Having worked with wood as his primary medium for more than 50 years, local artist Steve Sinner has mastered the art of woodturning. Woodturning is the process of fastening wood to a lathe that rotates around a centralized axis, allowing artists to use a series of chisels, gouges and other implements to carve away portions of the raw wood to create symmetrical forms. Traditionally, this process was used to create furniture legs, tool handles and other household implements. Sinner is one of a number of artists who use this technique to create finely crafted vessels. These vessels often have walls thinner than 1/8 inch, transforming rough blocks of wood into elegant forms. The surface of Sinner’s vessels range from meticulously rendered geometric forms based on algorithms to figurative allegories. These designs are created from a combination of mediums, including acrylic paint, gold leaf, ink and urethane. Other surfaces are embellished by selectively removing sections of the vessel, producing a screen of perforations that allow light to permeate the form.
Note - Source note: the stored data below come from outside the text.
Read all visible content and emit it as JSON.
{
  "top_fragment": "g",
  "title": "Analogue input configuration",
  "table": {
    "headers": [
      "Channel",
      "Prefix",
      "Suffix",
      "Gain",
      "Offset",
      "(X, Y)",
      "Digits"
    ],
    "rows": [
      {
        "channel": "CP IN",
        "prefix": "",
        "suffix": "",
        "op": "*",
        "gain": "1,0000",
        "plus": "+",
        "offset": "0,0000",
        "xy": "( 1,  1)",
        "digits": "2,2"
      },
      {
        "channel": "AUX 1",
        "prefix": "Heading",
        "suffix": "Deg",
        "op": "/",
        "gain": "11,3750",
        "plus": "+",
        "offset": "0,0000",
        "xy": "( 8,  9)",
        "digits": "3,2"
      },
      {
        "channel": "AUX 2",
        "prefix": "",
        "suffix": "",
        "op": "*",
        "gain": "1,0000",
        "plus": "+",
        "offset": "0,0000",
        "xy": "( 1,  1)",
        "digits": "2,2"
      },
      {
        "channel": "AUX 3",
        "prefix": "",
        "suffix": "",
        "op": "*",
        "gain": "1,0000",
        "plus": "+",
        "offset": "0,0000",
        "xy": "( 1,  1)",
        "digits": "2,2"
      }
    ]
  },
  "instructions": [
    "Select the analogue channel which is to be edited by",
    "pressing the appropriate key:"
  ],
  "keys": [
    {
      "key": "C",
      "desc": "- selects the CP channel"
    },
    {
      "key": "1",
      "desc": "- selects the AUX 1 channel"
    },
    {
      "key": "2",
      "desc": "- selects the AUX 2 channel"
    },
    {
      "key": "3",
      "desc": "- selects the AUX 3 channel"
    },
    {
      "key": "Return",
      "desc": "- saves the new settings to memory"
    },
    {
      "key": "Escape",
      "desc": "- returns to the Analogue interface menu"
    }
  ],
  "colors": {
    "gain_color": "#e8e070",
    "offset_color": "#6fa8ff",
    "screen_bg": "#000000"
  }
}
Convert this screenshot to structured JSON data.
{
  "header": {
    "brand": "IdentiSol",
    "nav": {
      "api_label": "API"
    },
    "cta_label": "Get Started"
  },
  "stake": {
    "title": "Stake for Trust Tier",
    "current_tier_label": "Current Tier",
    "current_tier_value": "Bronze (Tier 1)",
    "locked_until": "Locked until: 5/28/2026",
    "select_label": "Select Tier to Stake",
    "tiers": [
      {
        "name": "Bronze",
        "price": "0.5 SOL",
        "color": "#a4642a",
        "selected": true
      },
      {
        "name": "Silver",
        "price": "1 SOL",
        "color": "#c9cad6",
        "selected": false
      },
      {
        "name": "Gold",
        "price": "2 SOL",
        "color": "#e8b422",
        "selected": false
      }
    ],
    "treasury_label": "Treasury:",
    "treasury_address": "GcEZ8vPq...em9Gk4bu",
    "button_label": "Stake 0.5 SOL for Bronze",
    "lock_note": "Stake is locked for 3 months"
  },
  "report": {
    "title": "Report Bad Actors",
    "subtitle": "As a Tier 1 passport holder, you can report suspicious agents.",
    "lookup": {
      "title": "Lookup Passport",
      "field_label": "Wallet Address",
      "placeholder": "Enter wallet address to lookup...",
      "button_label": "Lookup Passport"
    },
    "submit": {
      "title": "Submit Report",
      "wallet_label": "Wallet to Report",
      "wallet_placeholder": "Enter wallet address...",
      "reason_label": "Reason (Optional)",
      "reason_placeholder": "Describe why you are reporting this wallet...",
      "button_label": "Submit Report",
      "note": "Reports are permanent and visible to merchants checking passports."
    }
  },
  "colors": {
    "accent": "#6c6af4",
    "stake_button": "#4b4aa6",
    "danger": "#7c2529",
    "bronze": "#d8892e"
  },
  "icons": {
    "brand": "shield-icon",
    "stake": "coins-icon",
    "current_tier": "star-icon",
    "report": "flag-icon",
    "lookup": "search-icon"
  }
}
In addition to his independent work, Sinner seeks out local artists like Katie Kiley and Joe Meirhaeghe with whom to collaborate. The resulting works are remarkable combinations of form, material and surface decoration. Joe Meirhaeghe
Joe was born in Moline, Illinois and grew up on a farm outside Woodhull, Illinois. He had a passion for woodworking from an early age. On the farm there was always wood and tools available for experimentation, and he was introduced to the wood lathe at age 12 by a friend of his father’s. He was immediately fascinated at seeing a block of wood spinning at a high rate of speed and the wood chips flying. His Dad’s friend showed him a few basic cuts and he was instantly hooked; he went back to turn whenever he could. Joe enjoyed it so much that he bought his first lathe at age 14 with money saved from a part time summer job.
As an adult, Joe purchased a shop full of wood working tools and started building furniture and cabinetry. After hobby woodworking for over 25 years he met Steve Sinner and was introduced to turned wood art. Joe had never looked at anything made of wood as art before, and after seeing Steve’s work, he wanted to know much more about it – the technical aspects of turning, from start to finish, to allow him to produce quality turnings. Joe learned many skills and techniques under an apprenticeship of sorts with Steve.
Joe primarily focuses on hollow vessels using native Midwestern woods such as walnut, cherry, hickory, and maple. He also enjoys incorporating acrylics, bone, and pyrography into some his work. While Joe has his own studio and works on his own, he also continues to work with Steve Sinner. In Steve’s studio they work together on collaborative pieces that they have shown in galleries and juried art shows.